Personally, I've used my delete button to erase some posts that were bad.  I've gone back and edited some things that I should have said differently the first time.  I've put up some things that have embarrassed me in retrospect.  They are gone now, but still...  People read them.  People haven't forgotten them.  And they are likely cached somewhere if anyone really wanted to find them.

Greg goes on:
"Anyone thinking of getting into blogging ... I would counsel you to go Blogger, Technorati, and ActiveRain and search around so you can find some [blogs] that aren’t so good. This will allow you to consider whether you are willing to put in the work, and also allow you to think about whether you have a talent for writing or not. If you don’t have the talent for it at least read some good ones and get some tips before posting a dozen times every day to write about how you had to bring your dog to your open house or how much you like your new chair at the office."


Very few of us have the gift for blogging that Broker Bryant or Kristal Kraft have.  Just because we can put out 3 posts a day and get points for them, does not mean we should.  We need to keep our eyes on the real prize:  a referral, a new client, or even google pagerank.  Having a lot of points is POINTLESS if you haven't learned anything along the way, or shared something that helped others.

I am not saying that if you cannot blog as well as Kristal or Bryant that you shouldn't.  I like the learning aspect of ActiveRain.  I like that people are encouraging the newbie bloggers.  Its exciting to watch people's blogging skills improve.
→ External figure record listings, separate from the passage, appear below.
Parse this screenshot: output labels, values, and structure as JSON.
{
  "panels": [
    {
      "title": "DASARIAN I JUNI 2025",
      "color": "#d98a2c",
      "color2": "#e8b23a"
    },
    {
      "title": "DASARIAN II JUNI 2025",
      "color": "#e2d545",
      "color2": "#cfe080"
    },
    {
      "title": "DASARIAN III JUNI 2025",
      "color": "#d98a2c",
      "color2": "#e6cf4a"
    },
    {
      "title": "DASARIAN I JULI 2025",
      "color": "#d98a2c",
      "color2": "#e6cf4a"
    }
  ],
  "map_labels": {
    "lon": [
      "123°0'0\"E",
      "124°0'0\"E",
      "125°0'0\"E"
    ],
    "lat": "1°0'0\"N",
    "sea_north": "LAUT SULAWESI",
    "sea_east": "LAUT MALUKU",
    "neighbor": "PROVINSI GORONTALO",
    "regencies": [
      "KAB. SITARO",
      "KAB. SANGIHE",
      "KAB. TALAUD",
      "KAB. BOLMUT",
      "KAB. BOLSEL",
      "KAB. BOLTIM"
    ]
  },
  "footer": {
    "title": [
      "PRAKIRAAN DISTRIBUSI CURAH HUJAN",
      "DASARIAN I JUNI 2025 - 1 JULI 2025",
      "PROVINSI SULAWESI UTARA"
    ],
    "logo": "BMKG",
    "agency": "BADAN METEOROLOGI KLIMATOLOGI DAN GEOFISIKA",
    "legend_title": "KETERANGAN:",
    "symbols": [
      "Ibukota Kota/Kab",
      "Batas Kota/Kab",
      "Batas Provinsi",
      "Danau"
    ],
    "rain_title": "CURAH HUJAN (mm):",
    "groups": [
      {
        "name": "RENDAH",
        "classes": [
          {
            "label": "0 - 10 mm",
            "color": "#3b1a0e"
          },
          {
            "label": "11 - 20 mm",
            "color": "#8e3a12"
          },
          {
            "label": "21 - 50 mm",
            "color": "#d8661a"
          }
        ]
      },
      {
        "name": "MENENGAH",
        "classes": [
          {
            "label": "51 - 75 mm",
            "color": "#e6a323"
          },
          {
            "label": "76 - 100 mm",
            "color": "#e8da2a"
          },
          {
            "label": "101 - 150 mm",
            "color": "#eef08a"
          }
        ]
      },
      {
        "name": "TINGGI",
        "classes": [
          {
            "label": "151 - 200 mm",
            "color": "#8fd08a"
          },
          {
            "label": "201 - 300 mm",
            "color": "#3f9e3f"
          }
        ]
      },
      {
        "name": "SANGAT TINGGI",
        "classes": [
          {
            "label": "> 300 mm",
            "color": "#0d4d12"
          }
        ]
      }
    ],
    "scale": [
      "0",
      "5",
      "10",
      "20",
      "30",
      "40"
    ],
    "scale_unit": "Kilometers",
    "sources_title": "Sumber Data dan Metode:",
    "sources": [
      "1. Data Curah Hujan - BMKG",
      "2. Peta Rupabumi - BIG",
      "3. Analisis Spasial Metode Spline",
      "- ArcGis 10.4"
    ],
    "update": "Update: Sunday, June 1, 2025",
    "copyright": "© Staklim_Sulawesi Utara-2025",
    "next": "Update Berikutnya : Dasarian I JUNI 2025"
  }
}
And I don't think the site has to be all serious and boring.

This week someone pointed out to me a blogger who is reposting his own old material, literally unchanged.  Why bother?  It wasn't even that good the first time.  Ahhh... the points.  I've seen tons of 4 sentence posts, banged out 3 in a row by bloggers who then disappear and don't seem to read what anyone else is writing.  Again, I don't get it.  Copy and paste from a news article--not acceptable.  That's not blogging its laziness and plagiarism.

I think Greg's point leaves me with a bigger message.  We have a responsibility to each other, and to the site owners, to keep this a site filled with quality bloggers.  Otherwise everyone gets dragged down.  The good bloggers will run off and stop posting here.  They'll move their great material on to their own separate blogs so they don't have to be so closely associated with the muck.  I've heard people muttering about just this behind the scenes in the last week or so.   But I don't want to see them leave!

I think there are a ton of great bloggers here.  I am proud to be associated with most of you.  Please, keep up the good work, because I love reading what you have to say.  This message is not about most of you.  And, most likely, those who it is about will never read it anyway.  But if you would like to send it on to anyone you think needs to read it, I am OK with that.